In Mahabharata, Ekalavya is introduced as a young boy who wanted to study archery in the gurukul of Dronacharya. This was during the time when the Pandavas and Kauraves were young and being taught by Guru Dronacharya in his ashram.
Guru Drona was the teacher for both Panadavas and Kauravas. Dronacharya only taught princes and therefore refused to become teacher Ekalavya as he was a member of a low caste.
After being rejected by Dronacharya, Ekalavya decided to do self-study with a clay image of Dronacharya which he built himself. He considered Drona as his teacher. Ekalavya respected and worshiped the image of Dronacharya and overtime he became an exceptional archer, matching Dronacharya’s student Arjun.
One day while Ekalavya is practicing, he hears a dog barking. Before the dog can shut up or get out of the way, Ekalavya fires seven arrows in rapid succession to fill the dog’s mouth without injuring it. Dronacharya, Pandav and Kaurav princes come to the “stuffed” dog, and wonder who could have pulled off such a feat of archery.

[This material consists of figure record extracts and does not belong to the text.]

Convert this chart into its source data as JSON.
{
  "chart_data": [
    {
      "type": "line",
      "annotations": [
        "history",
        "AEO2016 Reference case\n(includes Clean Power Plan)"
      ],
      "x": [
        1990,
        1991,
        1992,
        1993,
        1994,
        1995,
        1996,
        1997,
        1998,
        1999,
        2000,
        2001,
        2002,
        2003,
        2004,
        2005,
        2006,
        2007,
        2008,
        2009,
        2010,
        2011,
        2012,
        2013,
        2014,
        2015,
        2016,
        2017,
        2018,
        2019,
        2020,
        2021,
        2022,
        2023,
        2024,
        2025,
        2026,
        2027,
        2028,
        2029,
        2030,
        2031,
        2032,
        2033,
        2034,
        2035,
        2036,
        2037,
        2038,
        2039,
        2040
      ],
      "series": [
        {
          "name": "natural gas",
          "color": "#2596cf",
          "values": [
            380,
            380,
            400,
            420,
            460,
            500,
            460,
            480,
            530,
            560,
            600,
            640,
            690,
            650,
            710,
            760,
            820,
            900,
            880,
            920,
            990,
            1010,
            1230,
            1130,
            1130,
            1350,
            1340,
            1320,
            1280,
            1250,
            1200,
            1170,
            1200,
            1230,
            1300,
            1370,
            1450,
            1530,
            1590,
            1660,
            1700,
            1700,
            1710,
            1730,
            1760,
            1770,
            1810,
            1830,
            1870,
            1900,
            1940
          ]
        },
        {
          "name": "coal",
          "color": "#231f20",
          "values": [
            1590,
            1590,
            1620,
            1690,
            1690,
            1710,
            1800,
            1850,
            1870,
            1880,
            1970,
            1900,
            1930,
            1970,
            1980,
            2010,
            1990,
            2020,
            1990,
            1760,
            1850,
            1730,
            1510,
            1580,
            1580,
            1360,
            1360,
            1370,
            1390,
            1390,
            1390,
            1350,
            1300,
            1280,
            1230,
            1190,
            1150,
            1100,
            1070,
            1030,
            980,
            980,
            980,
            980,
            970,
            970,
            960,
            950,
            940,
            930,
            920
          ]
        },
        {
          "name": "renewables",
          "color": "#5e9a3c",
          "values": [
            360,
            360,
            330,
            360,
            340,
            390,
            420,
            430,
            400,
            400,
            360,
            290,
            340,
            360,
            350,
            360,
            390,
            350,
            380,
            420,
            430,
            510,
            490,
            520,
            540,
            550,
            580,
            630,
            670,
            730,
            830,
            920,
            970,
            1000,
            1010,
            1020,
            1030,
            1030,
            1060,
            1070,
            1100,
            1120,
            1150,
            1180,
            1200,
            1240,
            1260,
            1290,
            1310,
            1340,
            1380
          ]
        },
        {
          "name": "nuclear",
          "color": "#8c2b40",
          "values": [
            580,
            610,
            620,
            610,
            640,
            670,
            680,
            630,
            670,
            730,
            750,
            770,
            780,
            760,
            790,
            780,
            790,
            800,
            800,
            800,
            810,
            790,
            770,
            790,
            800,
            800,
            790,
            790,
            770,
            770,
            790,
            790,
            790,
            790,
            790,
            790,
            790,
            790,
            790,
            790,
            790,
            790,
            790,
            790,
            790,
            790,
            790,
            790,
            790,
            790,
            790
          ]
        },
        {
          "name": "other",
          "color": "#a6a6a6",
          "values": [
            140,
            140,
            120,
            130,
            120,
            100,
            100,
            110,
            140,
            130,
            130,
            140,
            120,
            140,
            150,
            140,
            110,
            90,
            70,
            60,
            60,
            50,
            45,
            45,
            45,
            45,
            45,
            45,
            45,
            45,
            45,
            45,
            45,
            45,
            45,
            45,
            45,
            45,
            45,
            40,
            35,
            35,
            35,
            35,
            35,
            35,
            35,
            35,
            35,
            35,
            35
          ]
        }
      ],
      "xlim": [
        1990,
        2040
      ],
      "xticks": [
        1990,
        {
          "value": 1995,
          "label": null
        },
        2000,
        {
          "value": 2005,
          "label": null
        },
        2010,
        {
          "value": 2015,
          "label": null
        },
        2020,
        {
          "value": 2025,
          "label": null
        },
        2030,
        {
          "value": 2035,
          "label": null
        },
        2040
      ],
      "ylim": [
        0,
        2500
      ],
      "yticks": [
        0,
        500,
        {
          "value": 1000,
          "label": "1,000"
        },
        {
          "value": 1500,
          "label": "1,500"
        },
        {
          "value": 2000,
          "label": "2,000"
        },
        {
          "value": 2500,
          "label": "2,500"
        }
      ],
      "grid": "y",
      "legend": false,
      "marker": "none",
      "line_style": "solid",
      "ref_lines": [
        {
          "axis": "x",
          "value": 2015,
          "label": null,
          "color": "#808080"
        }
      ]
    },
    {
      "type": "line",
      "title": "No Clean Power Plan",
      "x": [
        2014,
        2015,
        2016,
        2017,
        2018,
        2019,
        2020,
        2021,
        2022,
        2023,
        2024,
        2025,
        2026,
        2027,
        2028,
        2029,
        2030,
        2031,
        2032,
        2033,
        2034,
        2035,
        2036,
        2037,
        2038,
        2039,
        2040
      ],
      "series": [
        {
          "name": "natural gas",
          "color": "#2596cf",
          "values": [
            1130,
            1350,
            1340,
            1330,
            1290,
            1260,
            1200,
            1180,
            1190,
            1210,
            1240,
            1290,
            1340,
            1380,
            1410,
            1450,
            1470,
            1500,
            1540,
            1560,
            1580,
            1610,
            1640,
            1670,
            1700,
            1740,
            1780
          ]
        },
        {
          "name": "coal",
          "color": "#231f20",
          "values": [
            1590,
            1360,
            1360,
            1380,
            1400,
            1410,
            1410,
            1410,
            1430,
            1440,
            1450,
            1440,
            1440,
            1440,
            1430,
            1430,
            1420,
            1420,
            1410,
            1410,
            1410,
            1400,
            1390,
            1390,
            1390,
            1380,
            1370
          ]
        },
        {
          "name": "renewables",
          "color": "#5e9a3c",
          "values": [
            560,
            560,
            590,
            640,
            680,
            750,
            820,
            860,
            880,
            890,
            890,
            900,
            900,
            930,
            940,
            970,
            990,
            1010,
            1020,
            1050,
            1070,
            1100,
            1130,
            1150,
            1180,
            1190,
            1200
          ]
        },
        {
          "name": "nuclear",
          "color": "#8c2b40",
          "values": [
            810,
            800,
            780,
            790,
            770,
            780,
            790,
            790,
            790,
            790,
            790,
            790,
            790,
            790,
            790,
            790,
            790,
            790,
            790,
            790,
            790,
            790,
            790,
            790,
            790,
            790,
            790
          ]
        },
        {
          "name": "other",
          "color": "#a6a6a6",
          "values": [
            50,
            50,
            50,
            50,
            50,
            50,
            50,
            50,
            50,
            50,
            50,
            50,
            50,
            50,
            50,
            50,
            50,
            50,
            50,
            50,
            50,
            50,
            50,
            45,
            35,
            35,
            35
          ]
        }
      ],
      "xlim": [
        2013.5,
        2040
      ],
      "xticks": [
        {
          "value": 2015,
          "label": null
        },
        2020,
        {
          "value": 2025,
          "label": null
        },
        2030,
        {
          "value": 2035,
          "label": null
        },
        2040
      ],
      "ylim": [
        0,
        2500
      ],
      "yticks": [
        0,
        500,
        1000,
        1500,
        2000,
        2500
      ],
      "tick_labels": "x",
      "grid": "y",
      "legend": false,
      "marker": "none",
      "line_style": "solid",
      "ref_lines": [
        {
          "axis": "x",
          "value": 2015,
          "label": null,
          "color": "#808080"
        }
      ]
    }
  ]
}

Searching the forest, they find Ekalavya, who introduces himself to them as a pupil of Dronacharya.
Dronacharya tells Eklavaya, “Now that you have gained all this knowledge from me, wont you give me Guru Dakshina in return?” Ekalavya replied, “Of course, I will give you anything you want, just ask.” Dronacharya cruelly asks for Ekalavya’s right thumb, knowing that without a thumb Ekalavya can longer do archery.
Ekalavya, without hesitation cuts his thumb and hands it to Dronacharya. It’s said that one of the main reasons that Dronacharya asked for Ekalavya’s thumb was that he wanted to protect Arjun’s status as the greatest archer and he saw Ekalavya as a massive threat, as well as punishment to Ekalavya for stealing knowledge which wasn’t given to him.
While this stands in good stead for Ekalavya, who respected his teacher, but at the same time, this act puts a question mark on the teacher Dronacharya.